In recent weeks, there has been much written about commodities and how recent global events may in time have extreme effects on the prices of various commodities. At the time of writing this article, gold has surged to a record high and is consistently staying over $1,400 an ounce. Oil is now over $100 a barrel again with predictions from many commentators that these and other commodities will move much higher in the short to medium term.
These are issues that none of us can control. But one very valuable commodity that we can control is time, or more specifically our use of time and this is something I want to explore in more detail here today.
Albert Einstein referred to compound interest as the 8th wonder of the world; the reason compound interest is so powerful, is time. I would argue that time is one of the most valuable commodities we have, but its discussion is not one that commands much space in the financial media. Much of what we see in the media is sound bites (particularly on television) and beyond our control. We can choose to act in a certain way with the information we receive, but we cannot control the information itself.
So when we read articles about the price of various commodities or the value of the U.S. dollar, our attention is being focused on a commodity whose value we cannot control. I personally believe time’s value as a commodity is 100% linked to how we each individually use it. When it comes to our wealth building, it can be extremely valuable if we use it wisely… and completely worthless if we waste it.
So for the next few minutes as you read this article, I would like to focus your attention on a commodity whose value I believe you can control.
Let’s consider two people, we’ll call them Cher and Tina. They are both 35, married with a young child. Cher and Tina work full time as do their husbands (Sonny & Ike). All four have good jobs and are in a position to save money each month towards their financial independence.
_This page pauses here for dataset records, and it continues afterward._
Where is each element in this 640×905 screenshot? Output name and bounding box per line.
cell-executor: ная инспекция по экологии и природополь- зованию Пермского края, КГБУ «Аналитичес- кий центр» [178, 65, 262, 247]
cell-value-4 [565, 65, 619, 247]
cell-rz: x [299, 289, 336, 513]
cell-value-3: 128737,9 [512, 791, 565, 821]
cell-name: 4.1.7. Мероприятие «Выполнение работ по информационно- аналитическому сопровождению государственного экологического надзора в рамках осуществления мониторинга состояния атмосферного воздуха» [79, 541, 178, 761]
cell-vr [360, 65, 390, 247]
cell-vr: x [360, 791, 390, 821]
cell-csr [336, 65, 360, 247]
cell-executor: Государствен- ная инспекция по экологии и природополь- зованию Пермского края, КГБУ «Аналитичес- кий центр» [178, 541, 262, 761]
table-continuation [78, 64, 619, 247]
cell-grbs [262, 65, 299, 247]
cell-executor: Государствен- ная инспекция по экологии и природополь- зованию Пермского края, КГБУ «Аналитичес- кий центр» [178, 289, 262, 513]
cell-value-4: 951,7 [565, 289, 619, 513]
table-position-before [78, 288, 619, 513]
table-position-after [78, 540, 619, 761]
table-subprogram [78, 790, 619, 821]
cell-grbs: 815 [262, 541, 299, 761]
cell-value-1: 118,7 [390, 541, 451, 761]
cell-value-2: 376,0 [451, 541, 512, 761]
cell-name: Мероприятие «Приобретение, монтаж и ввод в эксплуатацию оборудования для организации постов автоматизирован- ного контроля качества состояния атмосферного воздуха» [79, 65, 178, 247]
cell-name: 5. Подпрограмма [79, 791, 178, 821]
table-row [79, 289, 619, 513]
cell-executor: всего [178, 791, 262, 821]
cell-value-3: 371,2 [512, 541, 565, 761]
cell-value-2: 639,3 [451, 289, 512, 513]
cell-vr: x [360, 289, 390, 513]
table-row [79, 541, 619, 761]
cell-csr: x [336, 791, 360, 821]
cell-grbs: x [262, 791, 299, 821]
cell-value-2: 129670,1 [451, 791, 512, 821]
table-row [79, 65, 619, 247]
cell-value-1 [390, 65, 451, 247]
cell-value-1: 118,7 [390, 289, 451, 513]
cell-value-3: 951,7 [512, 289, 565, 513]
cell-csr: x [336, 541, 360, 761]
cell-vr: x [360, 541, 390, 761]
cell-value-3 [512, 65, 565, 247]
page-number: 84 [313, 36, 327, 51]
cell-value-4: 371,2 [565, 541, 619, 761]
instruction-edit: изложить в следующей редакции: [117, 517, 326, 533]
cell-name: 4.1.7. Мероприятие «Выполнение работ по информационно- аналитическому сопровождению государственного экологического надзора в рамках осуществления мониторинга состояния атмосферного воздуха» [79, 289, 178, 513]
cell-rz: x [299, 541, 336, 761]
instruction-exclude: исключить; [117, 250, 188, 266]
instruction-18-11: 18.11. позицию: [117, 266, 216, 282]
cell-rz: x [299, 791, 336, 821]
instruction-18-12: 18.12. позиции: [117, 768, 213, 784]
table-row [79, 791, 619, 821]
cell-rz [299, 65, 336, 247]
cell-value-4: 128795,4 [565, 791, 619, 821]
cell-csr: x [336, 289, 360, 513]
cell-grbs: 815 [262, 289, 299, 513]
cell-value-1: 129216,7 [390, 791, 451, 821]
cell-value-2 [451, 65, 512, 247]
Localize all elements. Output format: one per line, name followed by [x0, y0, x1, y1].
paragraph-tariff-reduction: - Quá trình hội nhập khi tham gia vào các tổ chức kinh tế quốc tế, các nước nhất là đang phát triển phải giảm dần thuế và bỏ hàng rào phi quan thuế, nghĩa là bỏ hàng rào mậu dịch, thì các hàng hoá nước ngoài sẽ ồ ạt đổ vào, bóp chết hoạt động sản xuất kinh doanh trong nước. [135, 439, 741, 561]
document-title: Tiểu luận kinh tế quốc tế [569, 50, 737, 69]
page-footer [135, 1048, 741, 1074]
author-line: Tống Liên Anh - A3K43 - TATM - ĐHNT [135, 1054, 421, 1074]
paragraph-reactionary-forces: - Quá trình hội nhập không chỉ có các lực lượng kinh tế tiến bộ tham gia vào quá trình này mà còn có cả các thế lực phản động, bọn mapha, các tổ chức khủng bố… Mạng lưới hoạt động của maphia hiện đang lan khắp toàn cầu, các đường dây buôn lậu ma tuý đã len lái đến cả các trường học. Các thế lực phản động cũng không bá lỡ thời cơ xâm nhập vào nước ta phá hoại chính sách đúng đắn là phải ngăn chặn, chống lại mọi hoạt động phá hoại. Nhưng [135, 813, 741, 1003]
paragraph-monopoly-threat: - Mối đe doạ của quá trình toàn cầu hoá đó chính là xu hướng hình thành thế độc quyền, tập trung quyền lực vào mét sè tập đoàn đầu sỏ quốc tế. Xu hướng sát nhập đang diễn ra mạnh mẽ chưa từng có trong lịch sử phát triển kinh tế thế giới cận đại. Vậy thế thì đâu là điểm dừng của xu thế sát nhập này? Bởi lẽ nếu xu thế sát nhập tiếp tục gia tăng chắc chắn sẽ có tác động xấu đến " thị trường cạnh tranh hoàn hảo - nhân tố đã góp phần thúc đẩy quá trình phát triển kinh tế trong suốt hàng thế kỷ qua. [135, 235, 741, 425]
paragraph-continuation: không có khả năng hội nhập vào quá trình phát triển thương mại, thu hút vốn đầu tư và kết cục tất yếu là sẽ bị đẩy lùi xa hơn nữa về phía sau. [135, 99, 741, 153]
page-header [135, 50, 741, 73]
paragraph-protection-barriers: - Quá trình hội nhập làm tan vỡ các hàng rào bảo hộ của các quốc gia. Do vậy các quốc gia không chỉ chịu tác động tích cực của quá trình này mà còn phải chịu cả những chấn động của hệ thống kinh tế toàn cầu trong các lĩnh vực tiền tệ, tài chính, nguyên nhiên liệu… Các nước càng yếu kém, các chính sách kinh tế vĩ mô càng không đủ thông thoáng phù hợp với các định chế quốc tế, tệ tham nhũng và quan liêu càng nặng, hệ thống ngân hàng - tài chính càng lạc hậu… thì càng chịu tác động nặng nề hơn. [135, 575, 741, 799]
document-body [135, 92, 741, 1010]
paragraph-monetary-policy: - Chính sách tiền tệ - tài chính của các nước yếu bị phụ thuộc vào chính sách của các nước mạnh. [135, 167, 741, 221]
We will assume that Sonny and Cher decide at the age of 35 to save $5,000 a month towards their retirement. Let’s assume that Ike and Tina decide to spend their money on “other stuff” – leather pants and the like, and don’t start saving until the age of 40. However, because Cher and Tina are good friends and talk about their finances, when Tina & Ike start saving, they decide to save extra to catch up with Sonny and Cher.
Let’s look at how the numbers work out:
Sonny & Cher save $5,000 a month from the age of 35 to 60; they earn 7% annually on their savings
Total Deposits over 25 years: $1,500,000
Total Savings by age 60: $3,937,347
Ike & Tina save $6,250 a month from the age of 40 to 60, they earn 7% annually on their savings
Total Deposits over 25 years: $1,500,000
Total Savings by age 60: $3,190,038
As you can see, there is a huge difference between the two outcomes – $747,309 to be exact. This is how valuable time has been for Sonny and Cher. Even though both couples saved the exact same amounts ($1.5 million), Sonny and Cher used time more effectively and are now $747,309 better off than Ike and Tina.
These additional funds may mean they become financially independent earlier, which in turn may result in them not having to work into their later years. Not having the stress of working in your later years may very well result in a longer and healthier life, which means more time with loved ones and family. So you could argue that the clever use of time when it comes to one’s money can actually result in creating more time with family and friends.
Time, in all facets, is such a precious commodity – when it is spent, it is gone forever. It is so precious, but yet I think often so undervalued.
When it comes to your money, efficiently used time can be one of the most powerful wealth building tools you will ever have at your disposal. If you feel you may be wasting time in this regard, stop and change this today, you will thank yourself for doing so many years from now.